Monday, February 20, 2006

Transamerica (2005)

Brief: A week before her final surgery in the gender reassignment process, Bree (Felicity Huffman) discovers that she has a teenage son, Toby (Kevin Zegers). And that son just happens to be in lock up. Because her therapist (Elizabeth Pena) won't approve the surgery until Bree deals with her past, she heads to New York and ends up driving across the country with Toby, posing as a church member trying to help him reform.

It's been almost a week since I saw this movie, and I've been reluctant to post about it ever since. I liked it, and Huffman's tender tour-de-force is indeed Oscar-worthy, but, well, I'm going to have to say some things that, um, I don't know . . . every critic in the country will disagree with?

Actually, this will be good for us. So that you know that I, too, wonder why critical praise is lavished on some films and not on others. Sure, most of the time the critics and I are like this (if you know what I'm saying, and I think you do) but not this time.

So you know the road movie? You've seen it a thousand times before. Strangers or semi-strangers head out on the road, maybe they don't like each other at first, then things go pear shaped and grudging respect generally gives way to friendship, which is tossed up in the air when some secret or other is revealed, but the friendship survives and grows stronger. Throw in some crazy relatives/backwoods weirdos (or combine them!) for comedy/pathos. Mix well and serve hot.

You've seen it before. Don't tell me you haven't. I've seen it before as well. And writer/director Duncan Tucker, in his feature length debut, must have since he presents it to us here. Which is fine, I suppose, because he's using the form as a foundation for the fresh twists he provides. Makes sense. It works most of the time.

An instance where it doesn't work, you ask? Toby. As wonderful is Zegers is, much like the formulaic plot, his character is also a pastiche we've all seen before. As soon as you know what landed Toby in jail, you know what his big secret will be. Doesn't diminish the dramatic irony, per se, but it does give you the slightest hint of what this movie could have been.

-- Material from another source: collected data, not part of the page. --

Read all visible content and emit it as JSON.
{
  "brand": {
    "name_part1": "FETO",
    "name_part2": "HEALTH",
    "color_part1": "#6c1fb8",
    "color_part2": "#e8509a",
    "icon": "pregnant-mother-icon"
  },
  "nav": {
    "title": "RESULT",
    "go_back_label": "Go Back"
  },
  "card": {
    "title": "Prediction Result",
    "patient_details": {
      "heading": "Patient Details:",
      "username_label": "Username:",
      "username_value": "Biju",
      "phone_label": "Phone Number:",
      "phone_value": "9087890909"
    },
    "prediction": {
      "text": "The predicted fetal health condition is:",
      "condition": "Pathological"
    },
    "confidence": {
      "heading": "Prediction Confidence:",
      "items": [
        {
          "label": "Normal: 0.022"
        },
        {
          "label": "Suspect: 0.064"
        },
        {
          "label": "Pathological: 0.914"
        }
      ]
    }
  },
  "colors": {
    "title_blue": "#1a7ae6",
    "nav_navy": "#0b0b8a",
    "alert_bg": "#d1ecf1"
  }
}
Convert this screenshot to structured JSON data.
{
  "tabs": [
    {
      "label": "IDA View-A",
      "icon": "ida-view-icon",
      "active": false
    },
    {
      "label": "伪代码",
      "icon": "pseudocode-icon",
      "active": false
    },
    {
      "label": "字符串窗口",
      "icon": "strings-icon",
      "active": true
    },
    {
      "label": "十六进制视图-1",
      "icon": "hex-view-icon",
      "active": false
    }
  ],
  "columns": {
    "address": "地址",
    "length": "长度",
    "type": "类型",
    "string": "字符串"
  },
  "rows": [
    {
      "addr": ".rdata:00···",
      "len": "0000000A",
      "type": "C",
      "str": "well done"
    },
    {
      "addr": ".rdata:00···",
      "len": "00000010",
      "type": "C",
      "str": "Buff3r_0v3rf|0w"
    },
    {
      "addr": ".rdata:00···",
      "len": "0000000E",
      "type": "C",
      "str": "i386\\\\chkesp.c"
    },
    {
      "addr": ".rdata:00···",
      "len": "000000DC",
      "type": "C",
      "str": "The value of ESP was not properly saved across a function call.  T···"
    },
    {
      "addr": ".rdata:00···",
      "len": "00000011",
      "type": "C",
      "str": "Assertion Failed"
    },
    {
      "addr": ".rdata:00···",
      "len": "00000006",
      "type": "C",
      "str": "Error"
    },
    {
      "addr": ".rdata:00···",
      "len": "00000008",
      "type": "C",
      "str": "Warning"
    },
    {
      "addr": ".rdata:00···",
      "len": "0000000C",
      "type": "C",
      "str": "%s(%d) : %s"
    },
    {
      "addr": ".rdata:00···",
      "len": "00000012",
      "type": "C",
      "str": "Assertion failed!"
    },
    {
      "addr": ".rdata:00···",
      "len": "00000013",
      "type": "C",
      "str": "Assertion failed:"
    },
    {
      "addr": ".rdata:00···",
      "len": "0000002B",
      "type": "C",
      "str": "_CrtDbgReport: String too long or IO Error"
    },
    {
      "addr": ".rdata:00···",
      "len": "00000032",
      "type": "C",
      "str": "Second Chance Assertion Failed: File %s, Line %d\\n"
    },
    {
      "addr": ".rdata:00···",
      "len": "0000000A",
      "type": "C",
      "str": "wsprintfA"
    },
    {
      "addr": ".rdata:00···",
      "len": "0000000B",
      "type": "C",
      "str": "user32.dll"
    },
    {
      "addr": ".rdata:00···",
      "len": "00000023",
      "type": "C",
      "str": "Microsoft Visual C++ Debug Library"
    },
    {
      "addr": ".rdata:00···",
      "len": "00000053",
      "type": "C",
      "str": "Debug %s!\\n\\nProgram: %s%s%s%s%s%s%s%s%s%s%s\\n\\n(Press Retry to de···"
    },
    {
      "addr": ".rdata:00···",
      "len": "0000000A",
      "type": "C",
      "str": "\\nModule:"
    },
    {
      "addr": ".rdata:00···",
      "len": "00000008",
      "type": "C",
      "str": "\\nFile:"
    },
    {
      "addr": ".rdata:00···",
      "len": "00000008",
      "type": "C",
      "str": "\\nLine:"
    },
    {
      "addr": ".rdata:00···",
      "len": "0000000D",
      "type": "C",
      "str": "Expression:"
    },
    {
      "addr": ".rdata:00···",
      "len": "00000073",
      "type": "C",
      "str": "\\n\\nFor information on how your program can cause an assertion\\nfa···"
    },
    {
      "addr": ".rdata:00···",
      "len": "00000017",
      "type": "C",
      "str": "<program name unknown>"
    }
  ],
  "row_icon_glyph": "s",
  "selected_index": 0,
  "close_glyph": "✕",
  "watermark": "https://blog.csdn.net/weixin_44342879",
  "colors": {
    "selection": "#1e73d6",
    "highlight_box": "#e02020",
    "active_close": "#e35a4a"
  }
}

In the film's defense, the reason we have formulas is the fact that they work. Or Adorno's right, and the culture industry perpetuates itself through self-cannibalization,* while reinforcing goals that cannot be achieved by the average movie goer. I guess my view depends on whether it's a glass half empty kind of day.

*Is there a word for self-cannibalization?

Nonetheless, formulas exist because we want them to. It's easier for us to see and respond to a theme and variations than it is to understand and accept the variations on their own. I wouldn't have gone to see this movie if it wasn't a formula I didn't respond to, and I really enjoyed what I saw. Huffman, with her voice dipping down a few octaves, makes Bree such a full, breathing delight that it's impossible to ignore her plight, whether it's her desire to conceal her son's true parentage or to see herself the same on the outside as she feels on the inside. In the kind of role that nearly demands a showy performance, Huffman manages to resist that impulse and gives a beautifully internal performance that is nothing short of legendary.

I was going to give this movie a B+ when I first started this review. Thinking back on the strength of the performers, it's fair to bump it up to an A-.